Quand les identités s’affrontent dans les assiettes

C’est un air connu, que les marionnettes du jeu électorat se remettent à siffler quand elles s’inquiètent qu’on les ait oubliées. Fabiend’chez nous Roussel et sainte Sandrine Rousseau, deux héros de la défaite de la gauche en Hauts-de-France qui se sont imposé·es dans l’arène nationale, remettent le couvert sur la question de la consommation de viande. Rousseau, qui n’était pas végétarienne la dernière fois que j’ai mangé avec elle, renforce son image d’écoféministe en dénonçant une consommation masculine de viande qui détruit la planète.
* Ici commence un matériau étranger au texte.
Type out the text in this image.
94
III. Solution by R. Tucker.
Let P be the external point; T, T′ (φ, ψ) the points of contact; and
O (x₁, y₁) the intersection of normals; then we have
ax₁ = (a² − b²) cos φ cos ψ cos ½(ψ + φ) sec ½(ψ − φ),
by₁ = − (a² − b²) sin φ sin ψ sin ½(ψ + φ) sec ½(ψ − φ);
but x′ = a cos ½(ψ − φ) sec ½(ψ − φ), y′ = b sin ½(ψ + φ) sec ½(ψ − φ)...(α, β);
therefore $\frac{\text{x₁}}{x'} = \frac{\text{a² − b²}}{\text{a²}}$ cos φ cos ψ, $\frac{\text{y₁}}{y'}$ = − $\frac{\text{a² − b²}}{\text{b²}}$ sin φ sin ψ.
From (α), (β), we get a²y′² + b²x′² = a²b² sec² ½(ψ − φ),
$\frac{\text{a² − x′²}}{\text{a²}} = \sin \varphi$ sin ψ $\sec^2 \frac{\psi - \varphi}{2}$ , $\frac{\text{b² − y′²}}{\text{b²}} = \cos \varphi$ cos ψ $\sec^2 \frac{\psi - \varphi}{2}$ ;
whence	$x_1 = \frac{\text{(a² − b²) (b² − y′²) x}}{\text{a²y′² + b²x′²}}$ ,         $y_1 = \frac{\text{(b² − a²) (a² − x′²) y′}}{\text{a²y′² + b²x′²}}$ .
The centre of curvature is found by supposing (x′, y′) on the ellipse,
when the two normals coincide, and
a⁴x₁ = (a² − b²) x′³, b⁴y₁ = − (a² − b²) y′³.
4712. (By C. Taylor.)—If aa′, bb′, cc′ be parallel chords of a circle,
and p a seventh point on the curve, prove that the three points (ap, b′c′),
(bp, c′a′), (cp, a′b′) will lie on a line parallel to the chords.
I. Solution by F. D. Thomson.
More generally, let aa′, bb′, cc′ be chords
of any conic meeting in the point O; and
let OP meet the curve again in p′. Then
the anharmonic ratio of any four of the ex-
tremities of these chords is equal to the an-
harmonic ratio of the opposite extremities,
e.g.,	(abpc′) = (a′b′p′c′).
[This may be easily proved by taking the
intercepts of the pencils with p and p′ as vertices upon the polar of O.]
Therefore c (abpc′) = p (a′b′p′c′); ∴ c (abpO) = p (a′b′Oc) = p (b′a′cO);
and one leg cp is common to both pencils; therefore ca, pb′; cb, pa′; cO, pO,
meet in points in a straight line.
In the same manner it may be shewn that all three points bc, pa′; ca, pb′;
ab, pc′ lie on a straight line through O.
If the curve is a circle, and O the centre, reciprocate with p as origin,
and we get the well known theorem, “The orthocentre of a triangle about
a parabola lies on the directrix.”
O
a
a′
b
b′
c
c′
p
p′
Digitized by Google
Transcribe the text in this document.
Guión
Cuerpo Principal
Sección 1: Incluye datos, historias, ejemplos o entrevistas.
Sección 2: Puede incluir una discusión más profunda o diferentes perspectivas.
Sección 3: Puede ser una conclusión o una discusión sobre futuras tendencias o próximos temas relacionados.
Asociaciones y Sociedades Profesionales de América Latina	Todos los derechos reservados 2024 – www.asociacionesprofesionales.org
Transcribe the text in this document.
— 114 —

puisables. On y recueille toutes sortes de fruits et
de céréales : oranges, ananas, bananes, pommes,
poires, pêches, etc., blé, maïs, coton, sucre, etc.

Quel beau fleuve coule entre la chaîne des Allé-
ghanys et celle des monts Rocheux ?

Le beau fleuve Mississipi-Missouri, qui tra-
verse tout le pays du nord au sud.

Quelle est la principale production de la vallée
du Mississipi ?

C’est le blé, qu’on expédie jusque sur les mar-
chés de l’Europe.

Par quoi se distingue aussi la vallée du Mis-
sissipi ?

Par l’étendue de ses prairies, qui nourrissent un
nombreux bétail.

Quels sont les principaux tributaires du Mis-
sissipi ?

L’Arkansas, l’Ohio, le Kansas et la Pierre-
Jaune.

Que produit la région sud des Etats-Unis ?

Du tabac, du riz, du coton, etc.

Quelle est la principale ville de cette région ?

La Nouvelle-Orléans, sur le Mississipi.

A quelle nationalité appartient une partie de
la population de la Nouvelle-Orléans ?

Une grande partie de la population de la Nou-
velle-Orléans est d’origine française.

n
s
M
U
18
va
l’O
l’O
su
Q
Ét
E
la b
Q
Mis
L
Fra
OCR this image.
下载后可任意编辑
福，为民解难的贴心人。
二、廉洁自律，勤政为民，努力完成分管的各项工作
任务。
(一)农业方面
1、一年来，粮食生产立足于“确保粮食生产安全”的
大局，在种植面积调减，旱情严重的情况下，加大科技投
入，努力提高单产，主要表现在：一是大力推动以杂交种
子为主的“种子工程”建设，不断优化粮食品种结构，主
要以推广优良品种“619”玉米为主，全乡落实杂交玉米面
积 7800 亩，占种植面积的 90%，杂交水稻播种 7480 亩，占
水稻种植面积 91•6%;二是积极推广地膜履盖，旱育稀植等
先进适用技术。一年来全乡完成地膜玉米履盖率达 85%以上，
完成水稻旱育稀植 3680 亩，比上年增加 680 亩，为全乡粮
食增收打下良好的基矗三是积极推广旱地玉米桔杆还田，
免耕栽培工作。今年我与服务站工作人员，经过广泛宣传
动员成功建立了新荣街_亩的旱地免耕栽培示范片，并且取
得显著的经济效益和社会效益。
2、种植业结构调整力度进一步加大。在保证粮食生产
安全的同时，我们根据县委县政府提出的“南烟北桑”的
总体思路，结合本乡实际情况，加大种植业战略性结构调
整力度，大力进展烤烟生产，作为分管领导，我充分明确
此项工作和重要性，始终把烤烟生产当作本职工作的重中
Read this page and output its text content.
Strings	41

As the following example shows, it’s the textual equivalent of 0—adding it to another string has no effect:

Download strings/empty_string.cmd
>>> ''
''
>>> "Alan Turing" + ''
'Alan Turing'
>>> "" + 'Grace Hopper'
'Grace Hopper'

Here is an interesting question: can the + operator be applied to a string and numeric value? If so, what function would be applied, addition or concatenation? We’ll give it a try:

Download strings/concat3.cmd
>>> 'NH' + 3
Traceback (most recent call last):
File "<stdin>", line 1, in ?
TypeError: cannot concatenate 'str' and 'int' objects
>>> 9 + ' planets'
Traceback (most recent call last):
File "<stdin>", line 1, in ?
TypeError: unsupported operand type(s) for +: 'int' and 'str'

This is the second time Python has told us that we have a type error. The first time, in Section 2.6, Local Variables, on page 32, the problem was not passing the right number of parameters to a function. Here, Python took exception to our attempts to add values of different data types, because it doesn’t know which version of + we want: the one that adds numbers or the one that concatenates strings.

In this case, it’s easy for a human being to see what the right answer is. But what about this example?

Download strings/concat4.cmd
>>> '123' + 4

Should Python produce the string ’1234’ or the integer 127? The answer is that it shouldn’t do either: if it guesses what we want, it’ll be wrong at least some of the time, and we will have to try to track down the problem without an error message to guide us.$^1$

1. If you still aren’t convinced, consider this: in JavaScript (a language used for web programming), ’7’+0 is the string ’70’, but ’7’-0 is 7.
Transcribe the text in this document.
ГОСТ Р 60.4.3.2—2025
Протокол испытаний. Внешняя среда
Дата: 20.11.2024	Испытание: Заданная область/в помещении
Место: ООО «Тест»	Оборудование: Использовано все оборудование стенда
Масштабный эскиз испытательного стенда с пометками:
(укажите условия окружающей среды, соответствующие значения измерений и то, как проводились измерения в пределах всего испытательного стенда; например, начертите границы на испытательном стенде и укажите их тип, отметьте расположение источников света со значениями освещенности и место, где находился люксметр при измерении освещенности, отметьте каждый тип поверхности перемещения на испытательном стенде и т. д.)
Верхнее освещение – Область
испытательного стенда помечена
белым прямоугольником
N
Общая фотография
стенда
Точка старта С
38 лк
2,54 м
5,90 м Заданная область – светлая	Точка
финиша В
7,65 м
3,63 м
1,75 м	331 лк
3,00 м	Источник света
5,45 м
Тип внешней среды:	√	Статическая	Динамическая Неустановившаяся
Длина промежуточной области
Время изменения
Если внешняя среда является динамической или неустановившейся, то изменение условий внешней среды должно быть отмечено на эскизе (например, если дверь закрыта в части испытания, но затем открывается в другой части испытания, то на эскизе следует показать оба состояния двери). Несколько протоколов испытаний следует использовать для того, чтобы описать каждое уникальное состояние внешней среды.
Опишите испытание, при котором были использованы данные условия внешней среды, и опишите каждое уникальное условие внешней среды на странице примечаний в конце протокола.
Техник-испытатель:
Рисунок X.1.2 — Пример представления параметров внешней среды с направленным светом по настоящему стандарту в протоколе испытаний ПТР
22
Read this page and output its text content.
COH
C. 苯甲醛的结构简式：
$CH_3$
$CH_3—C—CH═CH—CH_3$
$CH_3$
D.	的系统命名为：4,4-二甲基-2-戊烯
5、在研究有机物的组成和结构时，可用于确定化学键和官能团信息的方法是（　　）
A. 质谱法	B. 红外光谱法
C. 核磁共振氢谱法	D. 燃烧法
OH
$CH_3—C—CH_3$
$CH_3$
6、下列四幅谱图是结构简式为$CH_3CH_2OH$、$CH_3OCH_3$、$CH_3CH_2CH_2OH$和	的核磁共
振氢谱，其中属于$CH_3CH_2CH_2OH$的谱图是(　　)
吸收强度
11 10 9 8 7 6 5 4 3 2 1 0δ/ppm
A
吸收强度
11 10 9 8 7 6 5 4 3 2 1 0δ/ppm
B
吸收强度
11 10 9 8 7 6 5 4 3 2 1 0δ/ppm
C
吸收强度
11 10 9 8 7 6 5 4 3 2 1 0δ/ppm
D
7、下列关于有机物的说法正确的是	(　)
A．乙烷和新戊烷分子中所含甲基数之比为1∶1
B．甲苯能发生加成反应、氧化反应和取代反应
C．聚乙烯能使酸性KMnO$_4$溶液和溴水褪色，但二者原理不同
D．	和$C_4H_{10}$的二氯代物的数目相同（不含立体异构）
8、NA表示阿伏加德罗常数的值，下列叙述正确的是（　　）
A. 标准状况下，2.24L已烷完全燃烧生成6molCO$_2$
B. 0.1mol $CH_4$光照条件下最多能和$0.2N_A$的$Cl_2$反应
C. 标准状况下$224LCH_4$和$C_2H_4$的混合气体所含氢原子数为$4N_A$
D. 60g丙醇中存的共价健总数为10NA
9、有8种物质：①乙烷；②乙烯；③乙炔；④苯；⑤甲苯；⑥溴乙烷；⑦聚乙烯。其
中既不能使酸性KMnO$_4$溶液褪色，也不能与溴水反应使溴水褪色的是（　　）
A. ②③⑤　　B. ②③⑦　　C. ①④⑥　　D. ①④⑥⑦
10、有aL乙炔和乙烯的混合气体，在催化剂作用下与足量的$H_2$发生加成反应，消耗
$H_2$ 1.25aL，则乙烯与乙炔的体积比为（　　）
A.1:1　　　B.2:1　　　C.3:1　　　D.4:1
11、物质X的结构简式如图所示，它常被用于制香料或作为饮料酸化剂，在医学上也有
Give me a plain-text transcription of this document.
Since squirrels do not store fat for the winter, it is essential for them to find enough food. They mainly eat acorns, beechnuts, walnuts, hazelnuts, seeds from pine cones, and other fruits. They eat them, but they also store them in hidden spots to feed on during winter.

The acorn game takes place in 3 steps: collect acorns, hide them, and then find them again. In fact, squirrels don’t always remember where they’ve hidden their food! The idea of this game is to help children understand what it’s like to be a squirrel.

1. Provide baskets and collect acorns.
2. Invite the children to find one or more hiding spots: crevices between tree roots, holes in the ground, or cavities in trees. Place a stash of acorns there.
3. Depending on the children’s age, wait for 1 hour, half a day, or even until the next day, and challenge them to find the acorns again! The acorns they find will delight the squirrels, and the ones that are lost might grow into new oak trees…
Sur le fond, le propos est assez juste : la manière dont sont associées la consommation de viande et la masculinité, la chasse, la prédation, la force physique et même la couleur rouge (1), dite aussi virilo-carnisme ou carno-phallogocentrisme pour faire plus simple, est une représentation sociale mise en lumière depuis plusieurs décennies et qui explique encore aujourd’hui la consommation différenciée de viande entre femmes et hommes (2). La journaliste féministe Nora Bouazzouni a d’ailleurs produit récemment deux ouvrages éclairants et bien argumentés sur le sujet, Faiminisme et Steaksisme (Nouriturfu, 2017 et 2021). Roussel, qui drague un électorat en tout point opposé, en a profité pour faire son apologie des vraies valeurs françaises, vin, viande et fromage.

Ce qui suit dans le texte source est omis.